Я часто слышал потом эти слова — в своих снах.
На следующее утро, плохо проспав ночь, я рано явился в офис. Я пребывал в исключительно прекрасном настроении и, боюсь, причинил некоторые неудобства, отказав одному или двум клиентам, с которыми должен был встретиться в это время, зато обрадовал Джеймса и стенографиста, отпустив их на весь день под тем предлогом, что ожидаю важного человека, с которым хотел бы переговорить наедине.
Лишь спустя час входная дверь отворилась, впуская мисс Марктон.
— Как видите, — улыбнулся я, проводя ее в кабинет, — я расчистил для вас дорогу. Вот ваш стул. Всего десять дней минуло с тех пор, как вы впервые сидели на нем. С тех пор многое изменилось, не правда ли?
— Да, — тихо проговорила мисс Марктон, — многое изменилось. Нет, — я попытался присесть на подоконник, — садитесь сюда, на ваше место.

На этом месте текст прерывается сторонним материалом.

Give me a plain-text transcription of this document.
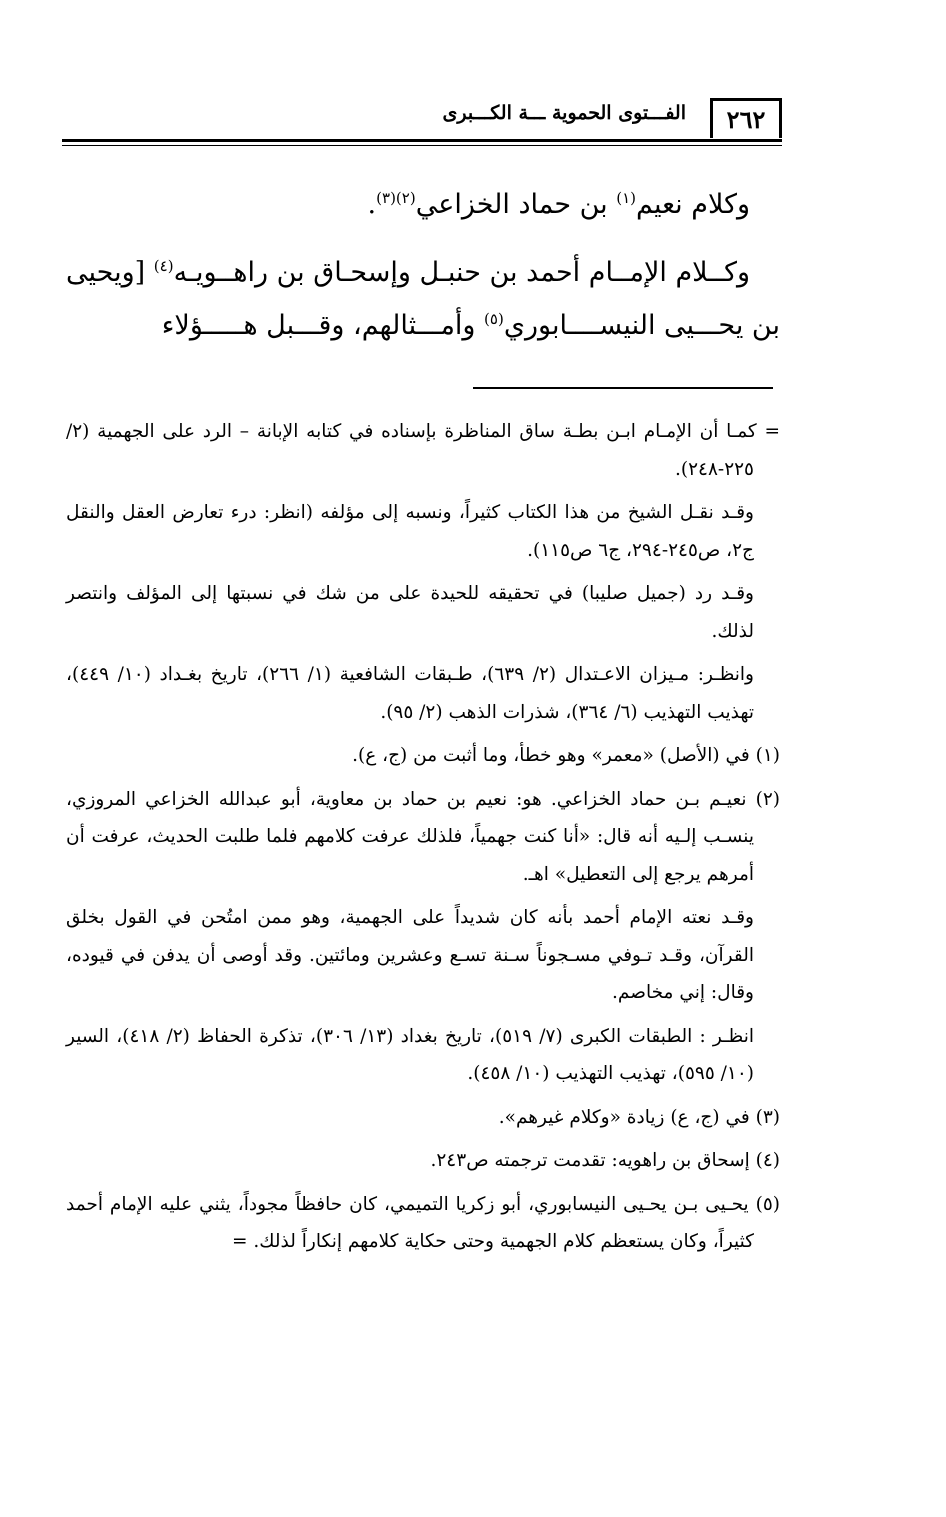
٢٦٢
الفـــتوى الحموية ـــة الكـــبرى

وكلام نعيم$^{(١)}$ بن حماد الخزاعي$^{(٢)(٣)}$.

وكــلام الإمــام أحمد بن حنبـل وإسحـاق بن راهــويـه$^{(٤)}$ [ويحيى بن يحـــيى النيســــابوري$^{(٥)}$ وأمـــثالهم، وقـــبل هـــــؤلاء

= كمـا أن الإمـام ابـن بطـة ساق المناظرة بإسناده في كتابه الإبانة – الرد على الجهمية (٢/ ٢٢٥-٢٤٨).

وقـد نقـل الشيخ من هذا الكتاب كثيراً، ونسبه إلى مؤلفه (انظر: درء تعارض العقل والنقل ج٢، ص٢٤٥-٢٩٤، ج٦ ص١١٥).

وقـد رد (جميل صليبا) في تحقيقه للحيدة على من شك في نسبتها إلى المؤلف وانتصر لذلك.

وانظـر: مـيزان الاعـتدال (٢/ ٦٣٩)، طـبقات الشافعية (١/ ٢٦٦)، تاريخ بغـداد (١٠/ ٤٤٩)، تهذيب التهذيب (٦/ ٣٦٤)، شذرات الذهب (٢/ ٩٥).

(١) في (الأصل) «معمر» وهو خطأ، وما أثبت من (ج، ع).

(٢) نعيـم بـن حماد الخزاعي. هو: نعيم بن حماد بن معاوية، أبو عبدالله الخزاعي المروزي، ينسـب إلـيه أنه قال: «أنا كنت جهمياً، فلذلك عرفت كلامهم فلما طلبت الحديث، عرفت أن أمرهم يرجع إلى التعطيل» اهـ.

وقـد نعته الإمام أحمد بأنه كان شديداً على الجهمية، وهو ممن امتُحن في القول بخلق القرآن، وقـد تـوفي مسـجوناً سـنة تسـع وعشرين ومائتين. وقد أوصى أن يدفن في قيوده، وقال: إني مخاصم.

انظـر : الطبقات الكبرى (٧/ ٥١٩)، تاريخ بغداد (١٣/ ٣٠٦)، تذكرة الحفاظ (٢/ ٤١٨)، السير (١٠/ ٥٩٥)، تهذيب التهذيب (١٠/ ٤٥٨).

(٣) في (ج، ع) زيادة «وكلام غيرهم».

(٤) إسحاق بن راهويه: تقدمت ترجمته ص٢٤٣.

(٥) يحـيى بـن يحـيى النيسابوري، أبو زكريا التميمي، كان حافظاً مجوداً، يثني عليه الإمام أحمد كثيراً، وكان يستعظم كلام الجهمية وحتى حكاية كلامهم إنكاراً لذلك. =
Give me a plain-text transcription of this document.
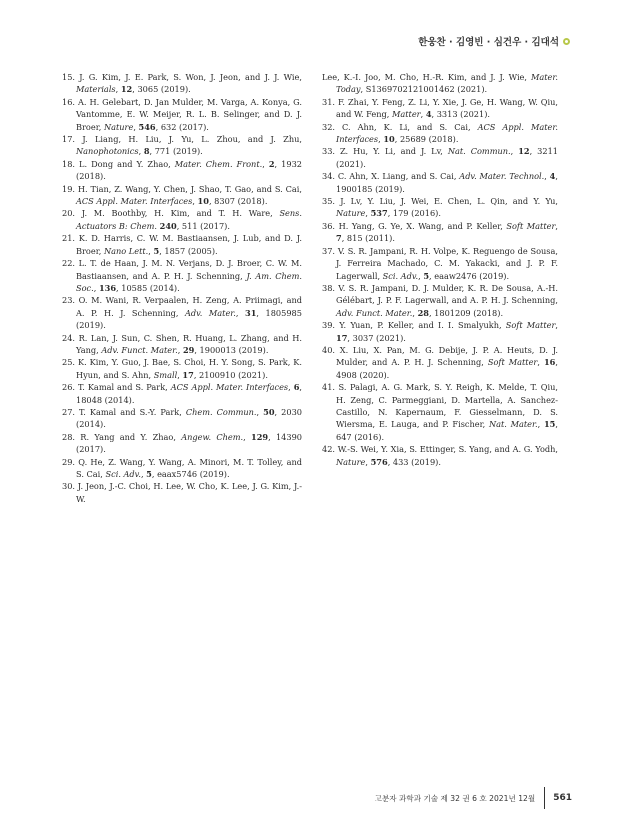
한웅찬 · 김영빈 · 심건우 · 김대석

15. J. G. Kim, J. E. Park, S. Won, J. Jeon, and J. J. Wie, Materials, 12, 3065 (2019).

16. A. H. Gelebart, D. Jan Mulder, M. Varga, A. Konya, G. Vantomme, E. W. Meijer, R. L. B. Selinger, and D. J. Broer, Nature, 546, 632 (2017).

17. J. Liang, H. Liu, J. Yu, L. Zhou, and J. Zhu, Nanophotonics, 8, 771 (2019).

18. L. Dong and Y. Zhao, Mater. Chem. Front., 2, 1932 (2018).

19. H. Tian, Z. Wang, Y. Chen, J. Shao, T. Gao, and S. Cai, ACS Appl. Mater. Interfaces, 10, 8307 (2018).

20. J. M. Boothby, H. Kim, and T. H. Ware, Sens. Actuators B: Chem. 240, 511 (2017).

21. K. D. Harris, C. W. M. Bastiaansen, J. Lub, and D. J. Broer, Nano Lett., 5, 1857 (2005).

22. L. T. de Haan, J. M. N. Verjans, D. J. Broer, C. W. M. Bastiaansen, and A. P. H. J. Schenning, J. Am. Chem. Soc., 136, 10585 (2014).

23. O. M. Wani, R. Verpaalen, H. Zeng, A. Priimagi, and A. P. H. J. Schenning, Adv. Mater., 31, 1805985 (2019).

24. R. Lan, J. Sun, C. Shen, R. Huang, L. Zhang, and H. Yang, Adv. Funct. Mater., 29, 1900013 (2019).

25. K. Kim, Y. Guo, J. Bae, S. Choi, H. Y. Song, S. Park, K. Hyun, and S. Ahn, Small, 17, 2100910 (2021).

26. T. Kamal and S. Park, ACS Appl. Mater. Interfaces, 6, 18048 (2014).

27. T. Kamal and S.-Y. Park, Chem. Commun., 50, 2030 (2014).

28. R. Yang and Y. Zhao, Angew. Chem., 129, 14390 (2017).

29. Q. He, Z. Wang, Y. Wang, A. Minori, M. T. Tolley, and S. Cai, Sci. Adv., 5, eaax5746 (2019).

30. J. Jeon, J.-C. Choi, H. Lee, W. Cho, K. Lee, J. G. Kim, J.-W.

Lee, K.-I. Joo, M. Cho, H.-R. Kim, and J. J. Wie, Mater. Today, S1369702121001462 (2021).

31. F. Zhai, Y. Feng, Z. Li, Y. Xie, J. Ge, H. Wang, W. Qiu, and W. Feng, Matter, 4, 3313 (2021).

32. C. Ahn, K. Li, and S. Cai, ACS Appl. Mater. Interfaces, 10, 25689 (2018).

33. Z. Hu, Y. Li, and J. Lv, Nat. Commun., 12, 3211 (2021).

34. C. Ahn, X. Liang, and S. Cai, Adv. Mater. Technol., 4, 1900185 (2019).

35. J. Lv, Y. Liu, J. Wei, E. Chen, L. Qin, and Y. Yu, Nature, 537, 179 (2016).

36. H. Yang, G. Ye, X. Wang, and P. Keller, Soft Matter, 7, 815 (2011).

37. V. S. R. Jampani, R. H. Volpe, K. Reguengo de Sousa, J. Ferreira Machado, C. M. Yakacki, and J. P. F. Lagerwall, Sci. Adv., 5, eaaw2476 (2019).

38. V. S. R. Jampani, D. J. Mulder, K. R. De Sousa, A.-H. Gélébart, J. P. F. Lagerwall, and A. P. H. J. Schenning, Adv. Funct. Mater., 28, 1801209 (2018).

39. Y. Yuan, P. Keller, and I. I. Smalyukh, Soft Matter, 17, 3037 (2021).

40. X. Liu, X. Pan, M. G. Debije, J. P. A. Heuts, D. J. Mulder, and A. P. H. J. Schenning, Soft Matter, 16, 4908 (2020).

41. S. Palagi, A. G. Mark, S. Y. Reigh, K. Melde, T. Qiu, H. Zeng, C. Parmeggiani, D. Martella, A. Sanchez-Castillo, N. Kapernaum, F. Giesselmann, D. S. Wiersma, E. Lauga, and P. Fischer, Nat. Mater., 15, 647 (2016).

42. W.-S. Wei, Y. Xia, S. Ettinger, S. Yang, and A. G. Yodh, Nature, 576, 433 (2019).

고분자 과학과 기술 제 32 권 6 호 2021년 12월 561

Я хочу поговорить с вами — именно так.
Я сделал, как Лилиан просила, и подвинул свое кресло поближе к ней; она внимательно, задумчиво следила за моими действиями.
Затем, когда она повернулась и взглянула на картину перед собой, ее глаза словно погасли, и она заговорила отстраненным, безжизненным тоном, какого я еще никогда не слышал от нее.
В течение всей последовавшей сцены она ни разу не посмотрела на меня, упорно не отрывая глаз от того, что было перед ней.
— Знаете, — спросила она, — что эта картина сделала для вас — для нас обоих? Я хочу, чтобы вы пообещали мне, — продолжила она прежде, чем я успел вставить хоть слово, — что выслушаете все, что я скажу, в полном молчании. Чтобы я ни сделала и ни сказала, вы не должны ничего говорить, пока я не закончу. Вы обещаете?
— Но я уверен… — изумленно заговорил я.
— Нет. Вы должны обещать.
Полагаю, только моя профессиональная выучка позволила мне серьезно кивнуть и холодно выслушать все остальное. Адвокат должен быть необычным.
— Я видела эту картину во сне, — продолжала она. — Она не давала мне покоя ни днем ни ночью. Я замечала, как вы удивлялись, когда я спрашивала о ней всякий раз, что видела вас. Я знала, что это опасно, но ничего не могла поделать с этим. Мне даже нравилось — так же, как детям нравится играть с огнем. Но прежде, чем я продолжу…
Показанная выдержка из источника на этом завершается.